Retrenchment and measures how to avoid retrenchment

Retrenchment is nothing but a dismissal for operational reasons, which can include a variety of reasons

Source: Johanette Rheeder

It is estimated that more than one hundred thousand employees have been affected during 2008 by the decline in the economy and the spin off on the world wide recession, either by being laid off or being hit by interim measures such as short time, extended time off without pay, cuts in overtime, no bonuses being paid or little or no increase in salaries. Many smaller employers are reducing numbers and owners and managers are going back to the drawing board to streamline businesses.

The prediction for 2009 is even grimmer with a projected incline of 3% in the unemployment rate and job losses being estimated to be between two hundred and three hundred thousand, the worst hit industries being the automotive, mining and clothing and textiles sectors.

Retrenchment is nothing but a dismissal for operational reasons, which can include a variety of reasons such as the financial decline of a business, an employer deciding to increase profits of his business or a part thereof, the introduction of new technology that results in a decline in positions or structural changes such as the transfer of a part of the business of the employer. Retrenchment is also known as a “no fault dismissal”. Due to the fact that it is in essence still a dismissal, the requirement of “fair labour practices” still applies. Fair labour practices are the constitutional right of every employee. The Constitution, by way of section 23(1) (a), specifically declares that every person has a fundamental right to fair labour practices. In the context of retrenchment, expression is given to this in the Labour Relations Act by affording an employee the right not to be unfairly dismissed and an employer the right to dismiss an employee for a fair reason based on the employer’s operational requirements and in accordance with a fair procedure.

The Labour Relations Act 66 of 1995 (LRA) codifies the requirements for retrenchments by way of section 189 and 189A. Employers cannot achieve a fair retrenchment process without following the requirements of the LRA as it underlines the constitutional right to fairness. Section 189 therefore regulates the exercise of the competing fundamental rights of an employee not to be unfairly dismissed and that of an employer to dismiss for operational reasons.

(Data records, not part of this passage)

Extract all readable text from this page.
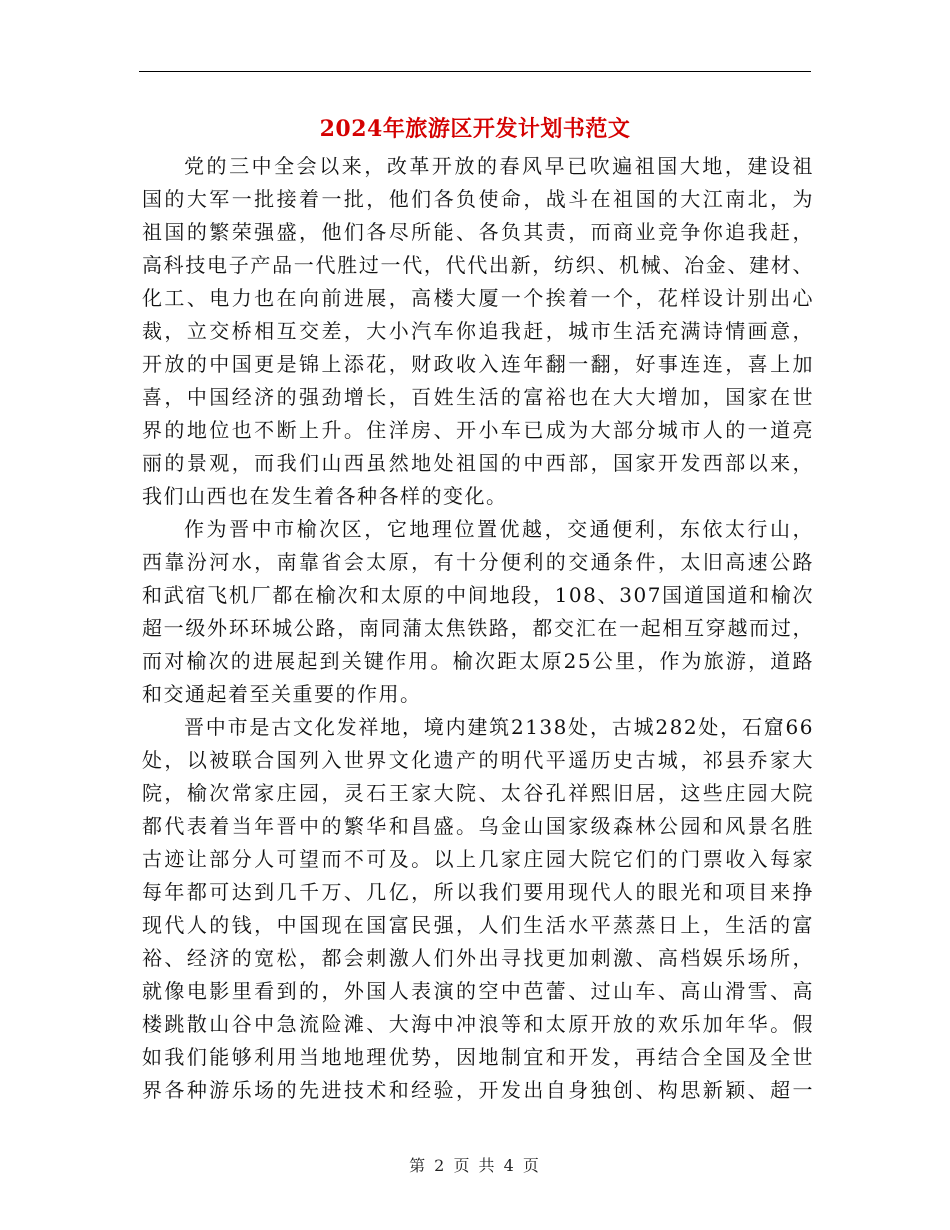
2024年旅游区开发计划书范文

党的三中全会以来，改革开放的春风早已吹遍祖国大地，建设祖
国的大军一批接着一批，他们各负使命，战斗在祖国的大江南北，为
祖国的繁荣强盛，他们各尽所能、各负其责，而商业竞争你追我赶，
高科技电子产品一代胜过一代，代代出新，纺织、机械、冶金、建材、
化工、电力也在向前进展，高楼大厦一个挨着一个，花样设计别出心
裁，立交桥相互交差，大小汽车你追我赶，城市生活充满诗情画意，
开放的中国更是锦上添花，财政收入连年翻一翻，好事连连，喜上加
喜，中国经济的强劲增长，百姓生活的富裕也在大大增加，国家在世
界的地位也不断上升。住洋房、开小车已成为大部分城市人的一道亮
丽的景观，而我们山西虽然地处祖国的中西部，国家开发西部以来，
我们山西也在发生着各种各样的变化。

作为晋中市榆次区，它地理位置优越，交通便利，东依太行山，
西靠汾河水，南靠省会太原，有十分便利的交通条件，太旧高速公路
和武宿飞机厂都在榆次和太原的中间地段，108、307国道国道和榆次
超一级外环环城公路，南同蒲太焦铁路，都交汇在一起相互穿越而过，
而对榆次的进展起到关键作用。榆次距太原25公里，作为旅游，道路
和交通起着至关重要的作用。

晋中市是古文化发祥地，境内建筑2138处，古城282处，石窟66
处，以被联合国列入世界文化遗产的明代平遥历史古城，祁县乔家大
院，榆次常家庄园，灵石王家大院、太谷孔祥熙旧居，这些庄园大院
都代表着当年晋中的繁华和昌盛。乌金山国家级森林公园和风景名胜
古迹让部分人可望而不可及。以上几家庄园大院它们的门票收入每家
每年都可达到几千万、几亿，所以我们要用现代人的眼光和项目来挣
现代人的钱，中国现在国富民强，人们生活水平蒸蒸日上，生活的富
裕、经济的宽松，都会刺激人们外出寻找更加刺激、高档娱乐场所，
就像电影里看到的，外国人表演的空中芭蕾、过山车、高山滑雪、高
楼跳散山谷中急流险滩、大海中冲浪等和太原开放的欢乐加年华。假
如我们能够利用当地地理优势，因地制宜和开发，再结合全国及全世
界各种游乐场的先进技术和经验，开发出自身独创、构思新颖、超一

第 2 页 共 4 页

Because retrenchment is a “no fault” dismissal and because of its human cost, the LRA places particular obligations on an employer, most of which are directed toward ensuring that all possible alternatives to dismissal are explored and that the employees to be dismissed are treated fairly.

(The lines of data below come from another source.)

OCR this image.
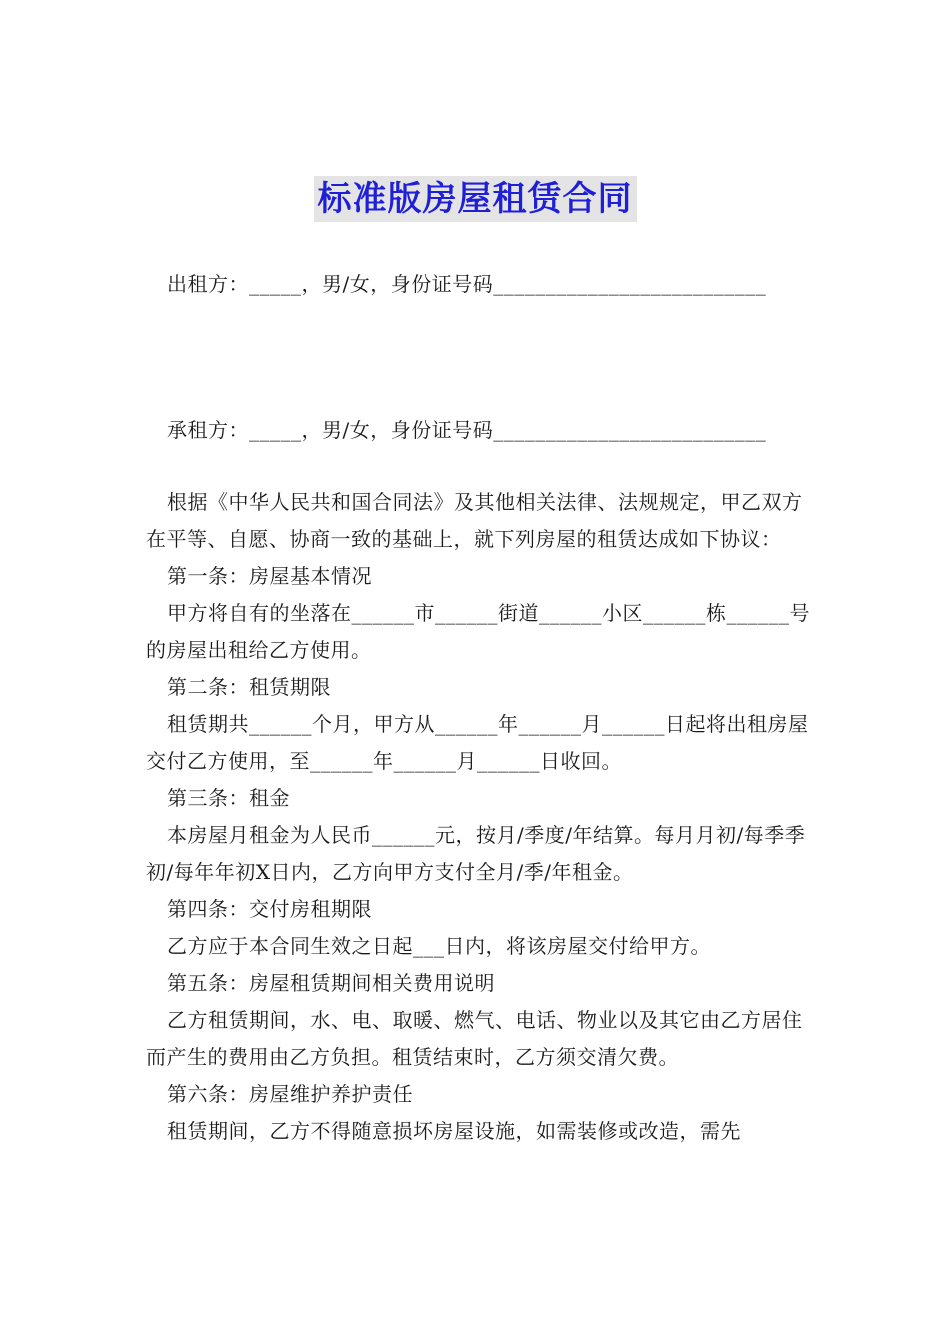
标准版房屋租赁合同

出租方：_____，男/女，身份证号码__________________________

承租方：_____，男/女，身份证号码__________________________

根据《中华人民共和国合同法》及其他相关法律、法规规定，甲乙双方在平等、自愿、协商一致的基础上，就下列房屋的租赁达成如下协议：

第一条：房屋基本情况

甲方将自有的坐落在______市______街道______小区______栋______号的房屋出租给乙方使用。

第二条：租赁期限

租赁期共______个月，甲方从______年______月______日起将出租房屋交付乙方使用，至______年______月______日收回。

第三条：租金

本房屋月租金为人民币______元，按月/季度/年结算。每月月初/每季季初/每年年初X日内，乙方向甲方支付全月/季/年租金。

第四条：交付房租期限

乙方应于本合同生效之日起___日内，将该房屋交付给甲方。

第五条：房屋租赁期间相关费用说明

乙方租赁期间，水、电、取暖、燃气、电话、物业以及其它由乙方居住而产生的费用由乙方负担。租赁结束时，乙方须交清欠费。

第六条：房屋维护养护责任

租赁期间，乙方不得随意损坏房屋设施，如需装修或改造，需先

Section 189 and 189A places a high value on consultations, in fact, if the employer fails to consult with employees on retrenchment, it will be an unfair retrenchment and the employer will face re-instatement or a compensation order. The purpose of consultation is to enable the parties, in the form of a joint problem-solving exercise, to strive for consensus, if that is possible.

It is required of the parties to attempt to reach consensus on, amongst other things, appropriate measures to avoid dismissals. In order for this to be effective, the consultation process must commence as soon as a reduction of the workforce, through retrenchments or redundancies, is contemplated by the employer, so that possible alternatives can be explored. The employer should, in all good faith, keep an open mind throughout and seriously consider alternative proposals put forward. If this is not done and the employer made the decision before the process commenced, it will render the retrenchment substantively unfair.

The list of measures to avoid dismissals is vast and dependent on the employer and the industry the employer is operating in. Examples thereof are:

• measures to increase productivity;
• short time;
• rationalizing costs and expenditure;
• increase or decrease in shifts and length of shifts;
• decreasing the number of contractors or casual labourers;
• using employees to perform the functions performed by contractors or casual labourers
• outsourcing a function to its own staff after the employees have formed themselves into a company;
• skills development to enable employees to move into different positions;
• stopping overtime or Sunday work
• bumping
• reducing wages (by agreement)
• early retirement offers or schemes
• moratoriums on hiring new employees
• gradual reduction of workforce by way of natural turnover
• extended unpaid leave or temporary lay-off
If one or more employees are to be selected for dismissal from a number of employees, the LRA requires that the criteria for their selection must be either agreed with the consulting parties or, if no criteria have been agreed, be fair and objective criteria. An example of fair selection criteria is “LIFO”, which means that the last employee in, therefore the one with the least amount of service, is the first employee to be chosen for retrenchment. This criterion is based on years of service and not on any subjective means such as the performance or disciplinary record of the employee, which will be unfair.

Employees dismissed for reasons based on the employer’s operational requirements are entitled to severance pay of at least one week’s remuneration for each completed year of continuous service with the employer, unless the employer is exempted from paying severance.